Fatih Altaylı dünkü (15 Temmuz 2012 tarihli) yazısının ‘Vibratörlü Çikolata’ başlıklı kısmında ekranlarda boy gösteren üç ürün grubuna ait reklamlarda tüketicilerin aşırı haz alırken resmedilmesini eleştiriyor. Peki sizce Altaylı hangi reklamları kast ediyor ve eleştirisinde haklı mı?
Vibratörlü çikolata
Televizyonlarda reklam kuşaklarını izlerken üç tür ürünün reklamına dayanamıyorum.

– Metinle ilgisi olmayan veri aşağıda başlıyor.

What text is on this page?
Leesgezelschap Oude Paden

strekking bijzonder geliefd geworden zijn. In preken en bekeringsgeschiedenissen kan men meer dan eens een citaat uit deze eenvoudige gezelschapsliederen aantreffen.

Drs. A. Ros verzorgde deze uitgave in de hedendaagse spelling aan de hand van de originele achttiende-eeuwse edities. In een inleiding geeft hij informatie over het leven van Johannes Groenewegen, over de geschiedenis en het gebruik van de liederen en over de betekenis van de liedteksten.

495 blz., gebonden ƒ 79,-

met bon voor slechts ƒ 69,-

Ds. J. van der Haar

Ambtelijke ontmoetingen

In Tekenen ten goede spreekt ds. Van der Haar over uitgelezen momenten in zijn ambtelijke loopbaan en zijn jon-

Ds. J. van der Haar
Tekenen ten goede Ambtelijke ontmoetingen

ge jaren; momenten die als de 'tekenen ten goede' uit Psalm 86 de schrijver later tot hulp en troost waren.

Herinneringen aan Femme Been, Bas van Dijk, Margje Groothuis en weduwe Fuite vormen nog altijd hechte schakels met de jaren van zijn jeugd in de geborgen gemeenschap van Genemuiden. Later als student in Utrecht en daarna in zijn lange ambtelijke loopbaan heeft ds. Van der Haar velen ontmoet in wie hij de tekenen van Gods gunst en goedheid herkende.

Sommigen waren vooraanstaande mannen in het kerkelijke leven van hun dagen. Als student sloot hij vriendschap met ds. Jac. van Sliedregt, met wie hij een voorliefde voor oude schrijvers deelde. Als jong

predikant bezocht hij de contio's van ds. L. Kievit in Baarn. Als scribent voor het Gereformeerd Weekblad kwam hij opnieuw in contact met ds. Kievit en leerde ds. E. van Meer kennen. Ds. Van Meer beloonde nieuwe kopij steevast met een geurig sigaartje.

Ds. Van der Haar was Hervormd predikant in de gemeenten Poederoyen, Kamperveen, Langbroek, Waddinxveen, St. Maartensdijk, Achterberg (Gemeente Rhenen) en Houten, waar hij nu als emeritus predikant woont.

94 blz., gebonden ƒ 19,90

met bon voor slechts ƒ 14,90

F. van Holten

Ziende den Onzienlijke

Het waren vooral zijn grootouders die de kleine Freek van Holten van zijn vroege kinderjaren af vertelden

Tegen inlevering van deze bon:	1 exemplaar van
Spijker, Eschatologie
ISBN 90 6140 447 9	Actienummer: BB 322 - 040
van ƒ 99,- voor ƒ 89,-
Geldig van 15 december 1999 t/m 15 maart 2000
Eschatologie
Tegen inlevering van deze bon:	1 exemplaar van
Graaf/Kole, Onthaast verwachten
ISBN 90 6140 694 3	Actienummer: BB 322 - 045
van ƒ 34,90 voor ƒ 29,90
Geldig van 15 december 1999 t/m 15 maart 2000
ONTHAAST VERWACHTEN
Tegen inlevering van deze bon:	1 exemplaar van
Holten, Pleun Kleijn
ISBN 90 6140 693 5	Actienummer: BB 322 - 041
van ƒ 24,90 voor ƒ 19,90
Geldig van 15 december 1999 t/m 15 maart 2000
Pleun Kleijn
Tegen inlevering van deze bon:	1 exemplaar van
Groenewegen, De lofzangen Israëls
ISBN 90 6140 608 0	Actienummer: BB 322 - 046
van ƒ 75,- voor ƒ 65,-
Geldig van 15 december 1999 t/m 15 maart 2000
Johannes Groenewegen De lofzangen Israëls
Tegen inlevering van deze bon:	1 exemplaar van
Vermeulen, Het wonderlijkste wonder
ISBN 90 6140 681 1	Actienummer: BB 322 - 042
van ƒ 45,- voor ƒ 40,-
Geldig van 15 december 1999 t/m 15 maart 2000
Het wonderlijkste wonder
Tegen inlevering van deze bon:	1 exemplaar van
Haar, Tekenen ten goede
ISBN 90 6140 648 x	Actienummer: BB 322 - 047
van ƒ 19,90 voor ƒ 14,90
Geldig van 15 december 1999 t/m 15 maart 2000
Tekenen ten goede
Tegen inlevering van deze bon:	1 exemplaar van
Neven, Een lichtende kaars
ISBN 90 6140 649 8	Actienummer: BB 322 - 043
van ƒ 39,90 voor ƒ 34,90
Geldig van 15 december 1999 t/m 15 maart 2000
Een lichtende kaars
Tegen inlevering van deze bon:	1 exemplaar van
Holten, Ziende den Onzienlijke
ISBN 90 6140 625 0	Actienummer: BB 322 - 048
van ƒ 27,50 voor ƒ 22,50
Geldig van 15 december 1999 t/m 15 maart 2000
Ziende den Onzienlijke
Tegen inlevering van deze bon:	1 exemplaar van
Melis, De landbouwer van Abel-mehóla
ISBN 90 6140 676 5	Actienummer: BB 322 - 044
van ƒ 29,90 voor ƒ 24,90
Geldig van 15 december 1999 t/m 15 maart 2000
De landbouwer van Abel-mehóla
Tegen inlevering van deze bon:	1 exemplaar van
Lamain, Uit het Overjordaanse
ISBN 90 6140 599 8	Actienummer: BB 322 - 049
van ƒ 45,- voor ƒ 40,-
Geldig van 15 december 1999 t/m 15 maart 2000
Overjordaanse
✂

Biri banyo sabunu ve jelleri.
İkincisi dondurma.
Üçüncüsü ise çikolata.
Banyo sabunları reklamlarındaki kadınlara bakıyorum.
Yıkanıyorlar mı, başka bir şey mi yapıyorlar belli değil.
Yahu insan böyle yıkanır mı?
Hani hamam kültürü olmayan ülkede olsak yiyeceğiz de, burada olmuyor.
Sanki banyoda bir de adam varmış ama film çekilirken çıkarmışlar aradan, kadın da adamın yokluğunda durumu idare ediyor gibi.
Bu nasıl reklam?
Ya dondurma reklamları?
Böyle bir dondurma yemek var mı dünyada?
Böyle dondurma yiyen biri tecavüze uğrasa, mahkemede hafifletici neden olur.
Korkum o ki, çoluk çocuk bu reklamları göre göre dondurmayı ‘öyle’ yenen bir şey zannedecek.
Sonunda babasından anasından dayak yiyecek.
Çikolatalar farklı mı?
Kadın çikolata yiyor ama suratındaki ifadeye bakarsan sanki çikolata paketinden promosyon olarak vibratör çıkmış.
Sırf bu reklamlar yüzünden çikolatadan, dondurmadan soğudum.
Yersem bende de aynı etkiyi yapar diye korkuyorum.